Considering the fact that the method does not require the input of any external stimuli, such as electric or magnetic fields, this could prove an excellent solution of carbon nanotube chip mass production. The team reports that the fluid carries the carbon nanotubes through a nanochannel, made out of a charged polymeric mold, where they fall into place in concordance with the capillary forces acting on them.
If the mold has the correct geometric design, then aqueous solutions carrying the carbon nanotubes may flow over its surface in non-preferential patterns, deposit the nanotubes to form a highly compact structure as the fluid component of the mix evaporates. However, the different properties of the polymeric mold bears great importance in the process fabrication of the carbon nanotube chips.
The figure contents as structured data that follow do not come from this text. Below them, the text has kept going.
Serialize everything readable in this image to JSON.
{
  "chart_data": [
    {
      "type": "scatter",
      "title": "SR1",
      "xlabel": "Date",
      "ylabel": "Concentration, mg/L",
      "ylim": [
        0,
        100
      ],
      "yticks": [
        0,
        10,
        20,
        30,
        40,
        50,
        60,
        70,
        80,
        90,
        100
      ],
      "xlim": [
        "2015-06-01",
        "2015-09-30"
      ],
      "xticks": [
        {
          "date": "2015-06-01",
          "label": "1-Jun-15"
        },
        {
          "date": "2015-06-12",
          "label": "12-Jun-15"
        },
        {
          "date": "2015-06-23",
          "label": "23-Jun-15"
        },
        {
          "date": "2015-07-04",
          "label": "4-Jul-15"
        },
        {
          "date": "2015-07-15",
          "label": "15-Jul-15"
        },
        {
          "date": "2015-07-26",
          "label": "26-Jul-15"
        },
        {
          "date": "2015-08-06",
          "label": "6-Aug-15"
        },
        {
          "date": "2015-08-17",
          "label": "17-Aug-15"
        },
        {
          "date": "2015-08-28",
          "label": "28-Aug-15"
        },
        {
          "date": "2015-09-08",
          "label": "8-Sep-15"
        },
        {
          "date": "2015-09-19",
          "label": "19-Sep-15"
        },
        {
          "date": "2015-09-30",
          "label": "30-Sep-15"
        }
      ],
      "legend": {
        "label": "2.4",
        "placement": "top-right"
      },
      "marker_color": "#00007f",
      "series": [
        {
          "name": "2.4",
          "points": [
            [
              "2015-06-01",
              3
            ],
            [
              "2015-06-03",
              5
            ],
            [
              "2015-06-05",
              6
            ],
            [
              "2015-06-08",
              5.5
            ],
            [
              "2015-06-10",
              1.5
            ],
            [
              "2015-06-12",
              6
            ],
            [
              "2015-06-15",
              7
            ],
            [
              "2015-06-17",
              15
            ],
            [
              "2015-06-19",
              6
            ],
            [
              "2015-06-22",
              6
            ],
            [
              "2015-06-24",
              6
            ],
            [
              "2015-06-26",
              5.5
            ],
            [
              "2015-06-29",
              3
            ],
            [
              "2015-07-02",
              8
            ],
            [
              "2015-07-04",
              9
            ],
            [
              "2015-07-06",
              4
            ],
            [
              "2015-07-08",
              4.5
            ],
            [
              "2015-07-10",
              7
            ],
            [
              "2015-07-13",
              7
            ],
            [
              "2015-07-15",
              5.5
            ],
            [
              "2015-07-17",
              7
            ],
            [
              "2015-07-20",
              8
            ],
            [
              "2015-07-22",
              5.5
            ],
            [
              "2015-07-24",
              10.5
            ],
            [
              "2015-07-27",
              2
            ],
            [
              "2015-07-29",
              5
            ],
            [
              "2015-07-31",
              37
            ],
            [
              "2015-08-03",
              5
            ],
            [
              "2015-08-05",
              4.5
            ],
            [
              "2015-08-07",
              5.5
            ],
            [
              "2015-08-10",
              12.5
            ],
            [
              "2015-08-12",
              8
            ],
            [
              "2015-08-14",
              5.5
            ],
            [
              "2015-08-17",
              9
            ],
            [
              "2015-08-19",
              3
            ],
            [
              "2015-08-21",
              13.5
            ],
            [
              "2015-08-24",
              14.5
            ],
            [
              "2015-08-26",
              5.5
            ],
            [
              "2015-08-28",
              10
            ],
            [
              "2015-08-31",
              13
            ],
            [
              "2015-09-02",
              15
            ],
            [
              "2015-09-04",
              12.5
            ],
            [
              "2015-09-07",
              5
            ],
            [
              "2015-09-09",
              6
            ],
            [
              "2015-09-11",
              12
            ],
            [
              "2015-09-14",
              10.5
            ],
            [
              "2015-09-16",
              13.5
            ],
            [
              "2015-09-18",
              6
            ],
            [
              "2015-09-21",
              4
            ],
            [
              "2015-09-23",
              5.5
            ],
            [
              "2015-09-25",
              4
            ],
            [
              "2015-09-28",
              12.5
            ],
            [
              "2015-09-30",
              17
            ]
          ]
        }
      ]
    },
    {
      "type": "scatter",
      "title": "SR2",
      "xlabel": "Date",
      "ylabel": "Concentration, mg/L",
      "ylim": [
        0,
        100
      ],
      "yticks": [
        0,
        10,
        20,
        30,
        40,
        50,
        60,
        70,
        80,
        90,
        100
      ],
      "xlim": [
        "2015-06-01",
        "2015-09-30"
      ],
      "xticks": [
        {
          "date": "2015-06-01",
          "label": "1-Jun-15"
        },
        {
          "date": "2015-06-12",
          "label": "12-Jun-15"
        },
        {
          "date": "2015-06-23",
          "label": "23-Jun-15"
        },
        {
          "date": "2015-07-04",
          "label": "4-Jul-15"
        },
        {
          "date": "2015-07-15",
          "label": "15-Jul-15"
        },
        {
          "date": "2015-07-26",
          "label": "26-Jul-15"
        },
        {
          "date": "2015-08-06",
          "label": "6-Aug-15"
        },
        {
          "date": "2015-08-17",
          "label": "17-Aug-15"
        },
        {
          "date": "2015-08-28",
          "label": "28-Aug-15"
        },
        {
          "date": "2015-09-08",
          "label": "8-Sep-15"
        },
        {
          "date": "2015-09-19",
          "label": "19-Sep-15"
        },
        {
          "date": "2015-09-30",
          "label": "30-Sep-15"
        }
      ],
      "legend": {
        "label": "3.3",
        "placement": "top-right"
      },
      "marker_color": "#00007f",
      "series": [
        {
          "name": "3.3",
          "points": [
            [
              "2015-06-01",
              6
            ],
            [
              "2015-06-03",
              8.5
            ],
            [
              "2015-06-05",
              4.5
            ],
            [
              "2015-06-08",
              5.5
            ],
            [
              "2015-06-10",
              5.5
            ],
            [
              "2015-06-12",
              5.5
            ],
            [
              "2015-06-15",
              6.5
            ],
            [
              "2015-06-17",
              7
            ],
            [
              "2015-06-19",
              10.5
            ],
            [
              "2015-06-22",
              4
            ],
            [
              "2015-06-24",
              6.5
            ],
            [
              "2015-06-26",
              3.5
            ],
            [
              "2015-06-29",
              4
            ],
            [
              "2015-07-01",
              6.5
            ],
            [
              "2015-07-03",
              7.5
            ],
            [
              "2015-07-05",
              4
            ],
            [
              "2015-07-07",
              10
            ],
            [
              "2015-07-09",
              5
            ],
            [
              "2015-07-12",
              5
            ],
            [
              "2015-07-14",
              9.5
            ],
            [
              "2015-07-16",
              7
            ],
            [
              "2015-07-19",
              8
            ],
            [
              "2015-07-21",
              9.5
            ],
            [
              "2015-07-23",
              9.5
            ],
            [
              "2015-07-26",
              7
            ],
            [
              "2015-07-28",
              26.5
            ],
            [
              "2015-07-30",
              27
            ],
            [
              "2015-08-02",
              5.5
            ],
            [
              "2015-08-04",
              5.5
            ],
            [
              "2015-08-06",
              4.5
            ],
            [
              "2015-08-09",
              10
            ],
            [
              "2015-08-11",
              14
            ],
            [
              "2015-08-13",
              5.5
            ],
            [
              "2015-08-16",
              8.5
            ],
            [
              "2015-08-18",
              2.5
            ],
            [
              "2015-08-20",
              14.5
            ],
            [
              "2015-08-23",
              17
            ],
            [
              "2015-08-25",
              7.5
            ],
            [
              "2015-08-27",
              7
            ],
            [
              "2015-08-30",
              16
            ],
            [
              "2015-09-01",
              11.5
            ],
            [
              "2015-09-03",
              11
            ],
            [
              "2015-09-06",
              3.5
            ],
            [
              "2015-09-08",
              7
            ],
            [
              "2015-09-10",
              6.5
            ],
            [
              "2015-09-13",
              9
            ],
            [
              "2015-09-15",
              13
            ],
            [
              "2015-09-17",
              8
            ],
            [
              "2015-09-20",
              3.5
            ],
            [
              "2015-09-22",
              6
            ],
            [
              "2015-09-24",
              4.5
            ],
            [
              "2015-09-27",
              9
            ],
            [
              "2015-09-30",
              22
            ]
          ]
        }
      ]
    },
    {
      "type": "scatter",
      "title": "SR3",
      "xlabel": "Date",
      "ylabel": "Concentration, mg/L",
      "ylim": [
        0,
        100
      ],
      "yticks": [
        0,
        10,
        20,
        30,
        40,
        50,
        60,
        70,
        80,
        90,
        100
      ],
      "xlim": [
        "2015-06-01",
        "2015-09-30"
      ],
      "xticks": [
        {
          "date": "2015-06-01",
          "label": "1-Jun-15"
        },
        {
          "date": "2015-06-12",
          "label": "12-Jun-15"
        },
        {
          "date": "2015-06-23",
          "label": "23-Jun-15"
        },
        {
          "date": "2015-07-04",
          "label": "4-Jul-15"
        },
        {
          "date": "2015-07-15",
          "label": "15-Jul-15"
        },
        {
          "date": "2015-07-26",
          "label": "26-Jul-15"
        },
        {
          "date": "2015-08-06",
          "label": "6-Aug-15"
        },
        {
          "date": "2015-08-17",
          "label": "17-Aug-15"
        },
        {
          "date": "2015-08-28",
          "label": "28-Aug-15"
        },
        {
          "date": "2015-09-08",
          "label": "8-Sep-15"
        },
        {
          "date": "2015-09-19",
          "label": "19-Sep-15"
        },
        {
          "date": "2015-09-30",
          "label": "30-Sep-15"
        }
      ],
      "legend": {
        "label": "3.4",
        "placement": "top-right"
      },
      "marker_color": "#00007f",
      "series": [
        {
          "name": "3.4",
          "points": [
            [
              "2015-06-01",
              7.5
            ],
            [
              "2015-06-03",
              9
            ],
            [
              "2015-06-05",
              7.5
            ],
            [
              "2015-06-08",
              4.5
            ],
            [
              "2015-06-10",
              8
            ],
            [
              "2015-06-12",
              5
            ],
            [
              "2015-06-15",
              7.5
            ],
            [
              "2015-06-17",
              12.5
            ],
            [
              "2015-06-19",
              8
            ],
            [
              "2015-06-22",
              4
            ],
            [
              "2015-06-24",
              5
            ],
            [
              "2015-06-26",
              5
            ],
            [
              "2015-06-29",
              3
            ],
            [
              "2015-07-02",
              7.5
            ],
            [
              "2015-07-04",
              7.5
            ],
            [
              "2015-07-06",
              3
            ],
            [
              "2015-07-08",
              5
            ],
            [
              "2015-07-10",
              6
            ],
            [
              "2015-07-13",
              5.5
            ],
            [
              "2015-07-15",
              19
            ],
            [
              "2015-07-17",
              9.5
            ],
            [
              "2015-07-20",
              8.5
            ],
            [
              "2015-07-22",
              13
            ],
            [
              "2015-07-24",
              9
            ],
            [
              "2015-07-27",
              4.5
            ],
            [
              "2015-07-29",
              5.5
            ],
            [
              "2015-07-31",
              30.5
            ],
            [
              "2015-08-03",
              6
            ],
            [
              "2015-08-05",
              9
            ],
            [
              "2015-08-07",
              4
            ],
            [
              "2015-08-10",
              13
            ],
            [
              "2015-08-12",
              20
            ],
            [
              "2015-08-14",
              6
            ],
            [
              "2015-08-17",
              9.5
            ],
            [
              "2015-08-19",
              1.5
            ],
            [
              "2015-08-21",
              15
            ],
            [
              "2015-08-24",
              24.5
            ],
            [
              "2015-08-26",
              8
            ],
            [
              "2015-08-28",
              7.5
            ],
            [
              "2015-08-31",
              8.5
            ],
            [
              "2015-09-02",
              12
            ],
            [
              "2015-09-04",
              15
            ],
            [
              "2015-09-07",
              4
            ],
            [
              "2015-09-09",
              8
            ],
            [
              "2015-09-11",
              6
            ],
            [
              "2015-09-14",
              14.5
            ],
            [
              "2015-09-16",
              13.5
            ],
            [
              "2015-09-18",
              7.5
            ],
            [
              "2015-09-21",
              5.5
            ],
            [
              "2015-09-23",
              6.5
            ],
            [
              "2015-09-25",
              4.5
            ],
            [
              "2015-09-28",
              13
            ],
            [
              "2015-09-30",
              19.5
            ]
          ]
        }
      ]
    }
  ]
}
For example, the polymer has to have the correct rigidity; if too stiff, the carbon nanotube structure will not be able to bond well while setting on the mold, too flexible and the structure may collapse while extracted. Furthermore, the polymer mold needs to have good adhesion properties to prevent carbon nanotubes set in place from becoming loose and carried away by the flowing fluid.
While testing with multiple polymers, the researchers observed that the perfect mold needed to carry the task would be a polyethylene glycol diacrylate solution, which implies all the right properties. Glycol diacrylate solutions also have great affinity towards water, meaning that the carrier fluid would enter through each channel of the mold without requiring additional interference.